Se la celebrazione della presentazione di Gesù al Tempio (storicamente più conosciuta dai fedeli come la Candelora, o – fino all’ultima riforma liturgica – della Purificazione della Beata Vergine Maria) è una delle ricorrenze più care di tutta l’anno liturgico della Chiesa, assumendo per la liturgia il grado di Festa ed essere celebrata anche di domenica, a Trepuzzi essa assume un valore aggiunto ormai da tempo immemorabile. I trepuzzini infatti, in questo giorno esprimono una devozione che, a dire sia nelle terre del Salento “più unica che rara” non si eccede in valutazione, onorando con festeggiamenti non solo religiosi, ma anche civili il vegliardo sacerdote Simeone, che nella lettura evangelica del medesimo giorno viene presentato come un “uomo giusto e timorato di Dio”.

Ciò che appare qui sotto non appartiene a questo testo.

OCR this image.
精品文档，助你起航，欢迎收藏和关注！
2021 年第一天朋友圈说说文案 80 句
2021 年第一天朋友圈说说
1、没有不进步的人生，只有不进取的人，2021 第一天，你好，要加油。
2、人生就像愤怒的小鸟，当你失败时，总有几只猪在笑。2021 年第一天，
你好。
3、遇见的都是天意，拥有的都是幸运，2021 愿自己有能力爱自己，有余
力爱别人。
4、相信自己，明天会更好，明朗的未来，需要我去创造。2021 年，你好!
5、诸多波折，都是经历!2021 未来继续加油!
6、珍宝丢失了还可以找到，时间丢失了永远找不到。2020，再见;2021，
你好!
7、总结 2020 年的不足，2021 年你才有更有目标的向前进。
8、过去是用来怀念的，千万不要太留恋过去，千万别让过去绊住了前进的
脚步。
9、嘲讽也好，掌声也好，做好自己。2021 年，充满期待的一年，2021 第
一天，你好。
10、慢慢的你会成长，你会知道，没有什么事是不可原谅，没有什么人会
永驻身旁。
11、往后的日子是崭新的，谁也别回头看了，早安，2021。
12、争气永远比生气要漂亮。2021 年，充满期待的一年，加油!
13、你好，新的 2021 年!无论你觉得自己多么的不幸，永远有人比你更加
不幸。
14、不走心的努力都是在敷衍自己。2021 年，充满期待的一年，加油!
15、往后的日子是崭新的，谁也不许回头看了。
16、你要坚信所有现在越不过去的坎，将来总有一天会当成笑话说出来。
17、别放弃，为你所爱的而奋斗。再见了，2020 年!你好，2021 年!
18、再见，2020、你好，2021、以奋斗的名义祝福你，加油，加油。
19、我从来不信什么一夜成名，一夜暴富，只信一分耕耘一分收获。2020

Nel pomeriggio di domenica scorsa l’arciprete mons. Vincenzo Marinaci, sul sagrato della cappella della Purificazione, ha compiuto la tradizionale benedizione dei bambini, dopodiché ha avuto inizio la liturgia della candelora, con il rito della benedizione delle candele e la processione verso la Chiesa Matrice per la solenne celebrazione dell’Eucarestia. Per le vie del paese è sfilato l’antico simulacro in cartapesta rappresentante il sacerdote Simeone nell’atto di presentare a Dio il Bambin Gesù, con ai piedi in atteggiamento orante la Vergine Maria, accompagnato dal concerto bandistico cittadino, dalla confraternita “Purificazione - San Giuseppe”, che ne promuove il culto e da numerosi fedeli e cittadini. La Santa Messa è stata presieduta dal trepuzzino Padre Francesco Pesimena, missionario vincenziano, che nei giorni precedenti ha curato la predicazione del triduo.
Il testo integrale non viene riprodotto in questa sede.